Dans Olympia (Gallimard), Roxane Vidal, directrice marketing d’un horloger de luxe suisse, choisit Marie-José Pérec comme égérie de la marque pour les JO 2024. La rencontre avec la championne olympique va faire ressurgir des traumatismes lourds chez la jeune femme, pour qui Marie-Jo devient une figure protectrice. Rencontre avec Paul-Henry Bizon, au sujet de son deuxième roman.

Les Sportives : Comment est venue l’idée d’écrire ce roman ?

Paul-Henry Bizon : Le premier moteur de ce livre est ma fascination pour Marie-José Pérec. C’est un souvenir d’adolescent. Je l’admirais beaucoup et j’avais gardé le souvenir de sa disparition à Sydney que je trouvais très romanesque. Vingt-ans après, elle a acquis une dimension légendaire qui résonne très fort avec l’actualité sportive, notamment avec les prises de parole de Simone Biles et de Naomi Osaka.

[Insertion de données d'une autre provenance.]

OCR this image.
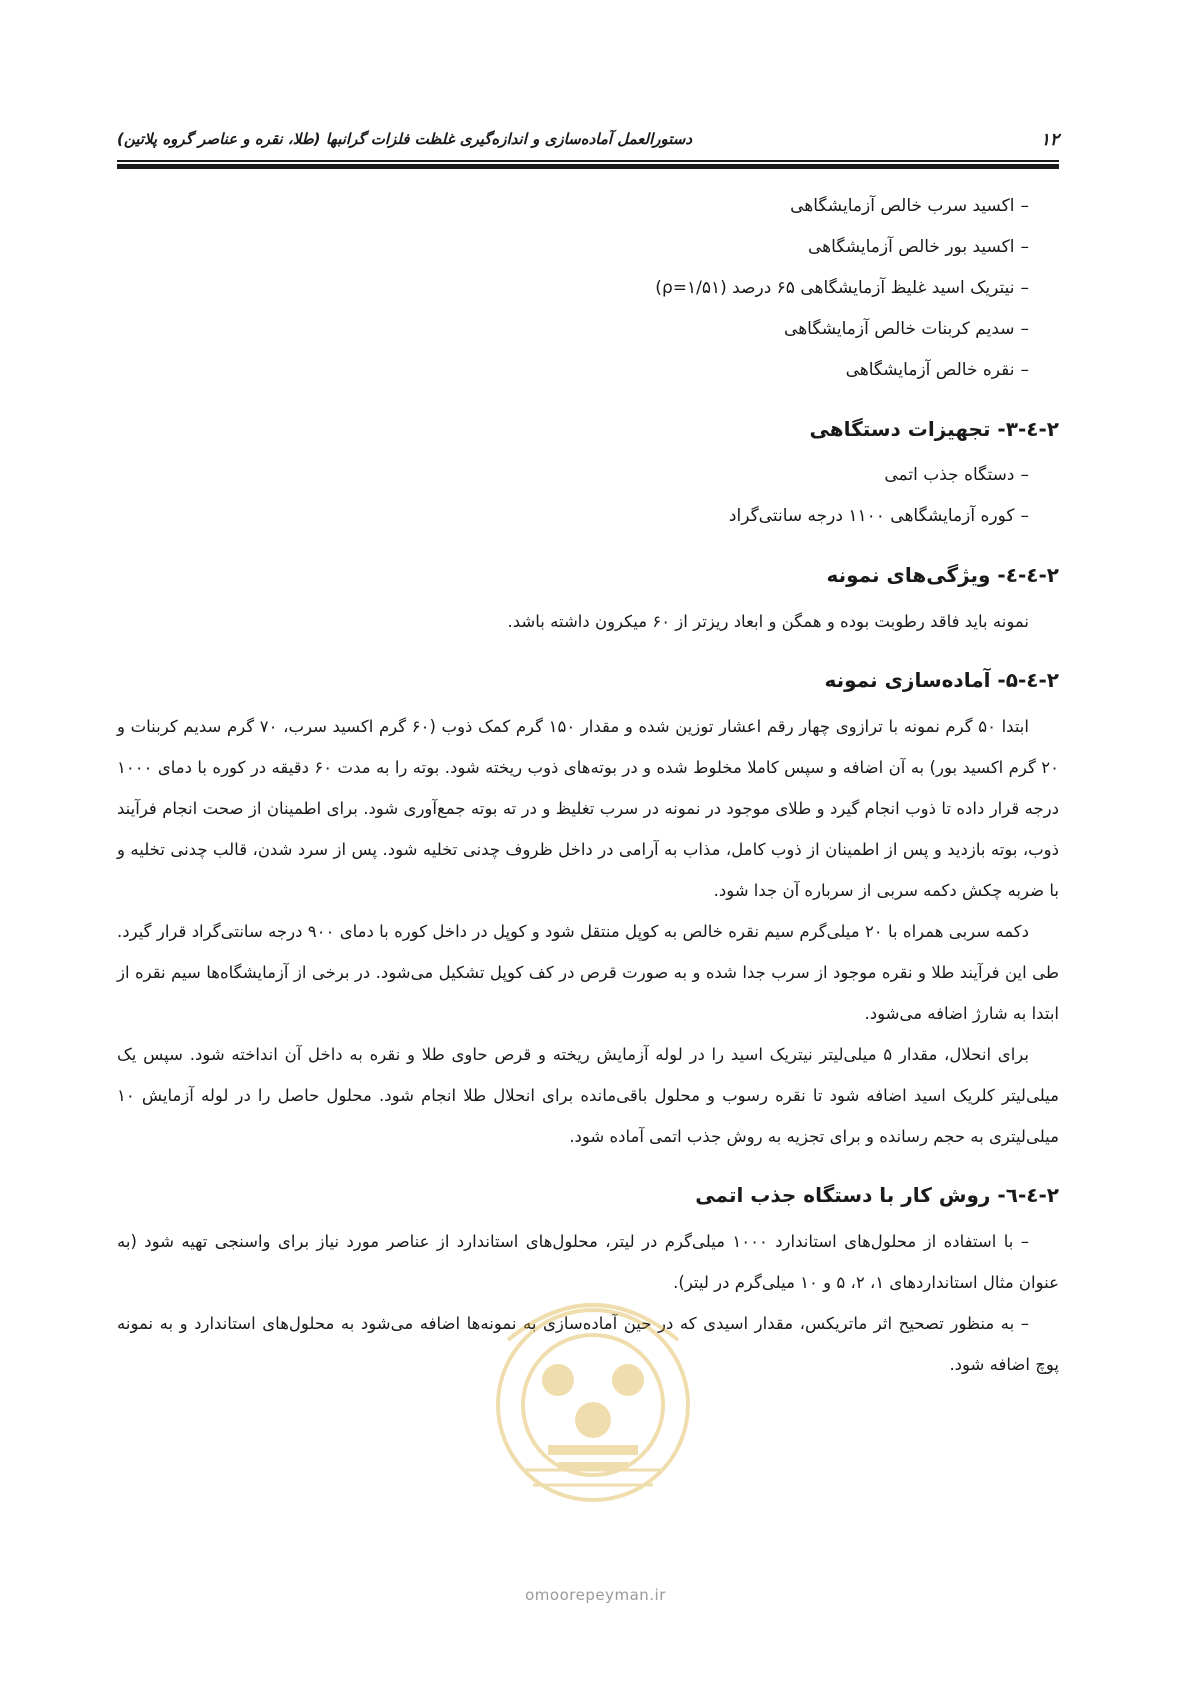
۱۲
دستورالعمل آماده‌سازی و اندازه‌گیری غلظت فلزات گرانبها (طلا، نقره و عناصر گروه پلاتین)
–اکسید سرب خالص آزمایشگاهی
–اکسید بور خالص آزمایشگاهی
–نیتریک اسید غلیظ آزمایشگاهی ۶۵ درصد (ρ=۱/۵۱)
–سدیم کربنات خالص آزمایشگاهی
–نقره خالص آزمایشگاهی
۲-٤-۳- تجهیزات دستگاهی
–دستگاه جذب اتمی
–کوره آزمایشگاهی ۱۱۰۰ درجه سانتی‌گراد
۲-٤-٤- ویژگی‌های نمونه

نمونه باید فاقد رطوبت بوده و همگن و ابعاد ریزتر از ۶۰ میکرون داشته باشد.

۲-٤-۵- آماده‌سازی نمونه

ابتدا ۵۰ گرم نمونه با ترازوی چهار رقم اعشار توزین شده و مقدار ۱۵۰ گرم کمک ذوب (۶۰ گرم اکسید سرب، ۷۰ گرم سدیم کربنات و ۲۰ گرم اکسید بور) به آن اضافه و سپس کاملا مخلوط شده و در بوته‌های ذوب ریخته شود. بوته را به مدت ۶۰ دقیقه در کوره با دمای ۱۰۰۰ درجه قرار داده تا ذوب انجام گیرد و طلای موجود در نمونه در سرب تغلیظ و در ته بوته جمع‌آوری شود. برای اطمینان از صحت انجام فرآیند ذوب، بوته بازدید و پس از اطمینان از ذوب کامل، مذاب به آرامی در داخل ظروف چدنی تخلیه شود. پس از سرد شدن، قالب چدنی تخلیه و با ضربه چکش دکمه سربی از سرباره آن جدا شود.

دکمه سربی همراه با ۲۰ میلی‌گرم سیم نقره خالص به کوپل منتقل شود و کوپل در داخل کوره با دمای ۹۰۰ درجه سانتی‌گراد قرار گیرد. طی این فرآیند طلا و نقره موجود از سرب جدا شده و به صورت قرص در کف کوپل تشکیل می‌شود. در برخی از آزمایشگاه‌ها سیم نقره از ابتدا به شارژ اضافه می‌شود.

برای انحلال، مقدار ۵ میلی‌لیتر نیتریک اسید را در لوله آزمایش ریخته و قرص حاوی طلا و نقره به داخل آن انداخته شود. سپس یک میلی‌لیتر کلریک اسید اضافه شود تا نقره رسوب و محلول باقی‌مانده برای انحلال طلا انجام شود. محلول حاصل را در لوله آزمایش ۱۰ میلی‌لیتری به حجم رسانده و برای تجزیه به روش جذب اتمی آماده شود.

۲-٤-٦- روش کار با دستگاه جذب اتمی

– با استفاده از محلول‌های استاندارد ۱۰۰۰ میلی‌گرم در لیتر، محلول‌های استاندارد از عناصر مورد نیاز برای واسنجی تهیه شود (به عنوان مثال استانداردهای ۱، ۲، ۵ و ۱۰ میلی‌گرم در لیتر).

– به منظور تصحیح اثر ماتریکس، مقدار اسیدی که در حین آماده‌سازی به نمونه‌ها اضافه می‌شود به محلول‌های استاندارد و به نمونه پوچ اضافه شود.

omoorepeyman.ir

Qu’incarne Marie-José Pérec pour vous ?

À cette époque, je pratiquais plusieurs sports dont le football, le tennis et l’athlétisme. Je connaissais la souffrance que peut engendrer le sport. Et j’admirais Pérec car elle ne semblait pas souffrir ! Elle incarnait la puissance et la fragilité, quelque chose de l’ordre de la facilité, de la grâce. Elle était très rapide pour le 400 mètres, une distance où c’était habituellement la force qui prédominait. Plus personnellement, le souvenir que je gardais d’elle me renvoyait à un temps d’innocence. Lorsque je la regardais courir, je voyais une sœur, une Française qui défendait le pays auquel nous appartenions à égalité. Je me fichais de sa couleur de peau, je ne la voyais même pas. J’ai l’impression que son absence à Sydney coïncide avec une période où le monde change brutalement et s’engage sur une voie délétère. Un an plus tard, deux avions percuteront le World Trade Center. Deux ans plus tard, le Front National se qualifiera pour le second tour des élections présidentielles, etc. Il faut se souvenir que lorsqu’elle quitte Sydney, elle est véritablement lynchée par un certain nombre de personnes qui n’attendaient que cela. Certains vont s’attarder sur sa couleur de peau, ses origines, la qualifiant de diva, sous-entendant qu’elle s’est dopée… Il est évident qu’elle n’aurait pas subi le même déchaînement si elle avait été un homme blanc.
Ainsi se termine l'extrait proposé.